The Sanctity of Human Life extends from conception to death. The life of the unborn – the life of an adopted teenager – the life of a prisoner – the life of a doctor who performs abortions – the life of a terrorist who plows through crowded streets for Allah – the life of a transgender person wanting to pick a bathroom at Target. All of these lives, every age, race and gender are SACRED.
Getting uncomfortable? Me too.
We all naturally look for that cut-off point. Jesus loved on Samaritans, prostitutes, tax collectors, Gentiles … He demonstrated the sanctity of human life OVER the punishment permitted in the law when he said “let he who is without sin cast the first stone.” As someone who has been following Christ to the best of my ability for nearly thirty years, I am guilty of frequently forgetting what it felt like to be without Jesus. I forget the sweet relief of realizing just how much He loves me. I forget the tortured loneliness and numbing emptiness where the Spirit of the Living God now resides.

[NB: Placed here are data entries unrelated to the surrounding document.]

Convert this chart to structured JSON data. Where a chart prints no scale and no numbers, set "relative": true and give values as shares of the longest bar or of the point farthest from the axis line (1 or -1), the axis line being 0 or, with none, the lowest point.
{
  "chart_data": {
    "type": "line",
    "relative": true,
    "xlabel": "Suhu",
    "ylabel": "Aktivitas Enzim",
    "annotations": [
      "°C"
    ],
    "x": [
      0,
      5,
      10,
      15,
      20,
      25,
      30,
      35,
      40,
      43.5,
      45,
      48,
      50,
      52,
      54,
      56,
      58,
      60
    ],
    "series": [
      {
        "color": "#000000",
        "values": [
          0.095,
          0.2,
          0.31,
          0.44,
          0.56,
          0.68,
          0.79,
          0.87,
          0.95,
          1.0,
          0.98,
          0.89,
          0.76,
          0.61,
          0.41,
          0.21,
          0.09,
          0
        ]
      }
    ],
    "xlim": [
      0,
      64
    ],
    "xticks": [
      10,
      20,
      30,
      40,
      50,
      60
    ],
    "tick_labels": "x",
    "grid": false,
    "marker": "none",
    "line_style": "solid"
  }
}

Maybe those feelings are still fresh in your life – or perhaps you continually wrestle with them throughout life. That’s ok. King David wrestled with those very issues and from that pain we got the gift of the Psalms. In honor of the National Sanctity of Human Life Day, I want to remind you that YOU are wonderfully made. YOU are special. YOU are worth dying for. YOU are loved.
No matter who you are, you are sacred. Sanctified. Set apart for God.